The fundamentally fair concept that the “playing field should be level” in divorce litigation and that both spouses are entitled to a relatively equal opportunity to litigate important issues in an appropriate manner has gained considerable following. If you don’t have access to any funds and your spouse does, the court should order your spouse to pay a reasonable amount in advance so you can protect your interests and prepare for trial.
You may find yourself in the common position of having complex issues and a meager litigation budget. Look carefully at what is at risk and the cost of pursing your rights. Borrow money if needed and you don’t fit neatly into one of the first two categories.
Ask for attorney’s fees and costs whenever your spouse’s refusal to consider your attempt to settle an issue forces you to go to court. Don’t ever expect to get a free ride by having all your expenses paid. However, if you’ve tried to work things out and your spouse is playing hardball with you, the court may award you a substantial portion of your fees and costs. The court will see this as fair to you and encouragement to your spouse to try a little harder to avoid taking up the court’s time.
The more forcefully you can convince the court that the issue should have been resolved out of court, the greater the chance you will recover all your fees and costs. You’re not required to show need when requesting fees for unreasonable conduct. You can’t lose by raising the request now, because you’re also laying the foundation for an eventual, larger award. If your spouse continues to be unreasonable, you continue to set the stage for larger and larger awards.
Note that attorney’s fees paid for obtaining a spousal support order, or for collecting support, are tax deductible. Ask your attorney to allocate charges to this tax-deductible item on each statement if this is not already being done.
Your spouse no longer has veto power over you! Helen, Fran and June couldn’t believe it after years of being dominated. No, they didn’t turn into unleashed monsters as a result.
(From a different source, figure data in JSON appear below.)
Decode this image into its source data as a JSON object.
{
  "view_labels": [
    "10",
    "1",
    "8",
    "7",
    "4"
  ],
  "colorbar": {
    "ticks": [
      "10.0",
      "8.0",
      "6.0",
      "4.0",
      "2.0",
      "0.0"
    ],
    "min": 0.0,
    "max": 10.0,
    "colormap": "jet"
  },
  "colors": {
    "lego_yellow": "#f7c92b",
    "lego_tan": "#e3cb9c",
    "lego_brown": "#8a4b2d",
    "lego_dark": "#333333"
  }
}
Each simply got what they were entitled to: a reasonable spousal support order over the exasperated objections of their respective spouse. Don’t forget that the longer you struggle by on an insufficient amount, the greater the chance that your spouse will be able to convince the court that’s all you need.
You have assisted your attorney with the preparation of your temporary support request. Previously, you developed the household budget and other financial information outlined in Chapter Seven. Now, you also have to help prepare a short, sworn statement telling the court about the special facts of your case. You’ll have to review this declaration, together with your income and expense information, to verify the accuracy before you sign them under oath and file them with the court.
Whoops! You’re not finished. Your spouse files opposition papers, trying to convince the court you’re all wet or that you’re asking for too much. These papers will not be available until less than a week before the hearing. Review them carefully as soon as you get them. Your attorney must prepare to rebut your spouse’s factual arguments, either by filing a rebuttal with the court or bringing out "the true facts" at the hearing itself.